Przy okazji warto zaznaczyć, że tureckie mile mają dość krótką datę „przydatności do spożycia”. W pandemicznych latach linie i skojarzone z nimi programy lojalnościowe, systematycznie informowały o przedłużaniu możliwości wykorzystania zgromadzonych środków o kolejne okresy. Kiedy jednak obostrzenia zaczęły być znoszone, „dobre czasy” dla częstolataczy się skończyły.

Tak właśnie dotarliśmy do punktu, w którym musieliśmy podjąć decyzję – co robimy z naszymi milami? Świetnym katalizatorem naszych ruchów w tym kierunku stały się dwukrotnie promocje, które obniżały koszt lotów z określonych lotnisk o kilkadziesiąt procent.

Idea, która nam przyświecała podczas pierwszego wyboru była jasna – chcemy lecieć do miejsca, w którym nas jeszcze nie było, a lot ma być najdłuższy z możliwych. Po przyjrzeniu się wielu destynacjom, ostateczny wybór padł na Panamę. Dodatkowymi atrakcjami dla travelonów była tu podróż w kabinie klasy biznes w nowej konfiguracji, na pokładzie stosunkowo nowych we flocie Turkish Airlines Boeingów 787 Dreamliner. Udało nam się również wybrać podróż do miejsca docelowego ze stopem technicznym w Bogocie! Lepiej nie dało się tego zaplanować.

Druga podróż była wynikiem naszych doświadczeń z poprzedniego wyjazdu – wiedzieliśmy już na co chcemy poświęcić więcej czasu, czego jeszcze spróbować – generalnie, byliśmy już nieco lepiej przygotowani w wiedzę praktyczną. Los chciał, że w preferowanych przez nas terminach nie udało nam się znaleźć połączeń z Polski.

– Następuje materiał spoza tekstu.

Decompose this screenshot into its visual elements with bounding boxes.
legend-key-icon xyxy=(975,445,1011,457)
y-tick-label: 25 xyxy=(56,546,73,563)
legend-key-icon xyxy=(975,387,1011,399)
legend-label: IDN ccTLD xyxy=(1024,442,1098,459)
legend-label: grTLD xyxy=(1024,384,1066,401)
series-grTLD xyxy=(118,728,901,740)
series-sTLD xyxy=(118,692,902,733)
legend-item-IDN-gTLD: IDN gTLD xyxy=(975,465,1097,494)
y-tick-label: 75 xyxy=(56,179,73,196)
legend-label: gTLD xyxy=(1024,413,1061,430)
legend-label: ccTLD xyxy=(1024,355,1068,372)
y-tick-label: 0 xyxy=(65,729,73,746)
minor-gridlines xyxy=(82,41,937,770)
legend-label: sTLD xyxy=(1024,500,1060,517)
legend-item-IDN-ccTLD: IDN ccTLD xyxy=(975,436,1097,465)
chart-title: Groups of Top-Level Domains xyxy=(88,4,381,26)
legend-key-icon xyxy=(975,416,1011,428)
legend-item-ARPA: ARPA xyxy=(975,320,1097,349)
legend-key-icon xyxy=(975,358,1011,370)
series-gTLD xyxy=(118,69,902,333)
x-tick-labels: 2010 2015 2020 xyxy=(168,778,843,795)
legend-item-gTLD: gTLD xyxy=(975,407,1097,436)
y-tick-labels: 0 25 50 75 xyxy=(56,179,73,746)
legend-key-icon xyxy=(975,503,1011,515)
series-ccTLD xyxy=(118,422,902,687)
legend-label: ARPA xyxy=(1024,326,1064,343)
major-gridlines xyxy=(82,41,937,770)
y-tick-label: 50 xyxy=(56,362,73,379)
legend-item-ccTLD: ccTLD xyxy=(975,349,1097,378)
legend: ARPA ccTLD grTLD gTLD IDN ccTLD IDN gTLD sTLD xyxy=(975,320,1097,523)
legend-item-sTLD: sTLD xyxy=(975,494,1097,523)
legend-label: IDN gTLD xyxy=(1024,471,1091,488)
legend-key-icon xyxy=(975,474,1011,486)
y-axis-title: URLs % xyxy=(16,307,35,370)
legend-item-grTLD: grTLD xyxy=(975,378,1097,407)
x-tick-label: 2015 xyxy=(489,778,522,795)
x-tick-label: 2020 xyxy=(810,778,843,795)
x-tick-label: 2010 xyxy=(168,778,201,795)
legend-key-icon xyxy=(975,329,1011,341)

W taki właśnie sposób do naszej podróży dołożyliśmy kolejny element – wizytę w Rydze.

Na podstawie naszych doświadczeń powstały wpisy, których zbiór znajdziecie w powyższym menu.

A my, w ramach przypominajki dla samych siebie, zaznaczymy tu, że do Panamy jeszcze wrócimy, tym razem na jeszcze dłużej, aby odwiedzić kolejne „smakowite” miejsca, których nie zmieściliśmy przy okazji tych dwóch wyjazdów.

Dodaj komentarz

Twój adres e-mail nie zostanie opublikowany. Wymagane pola są oznaczone *

×

Polub nas na Facebooku!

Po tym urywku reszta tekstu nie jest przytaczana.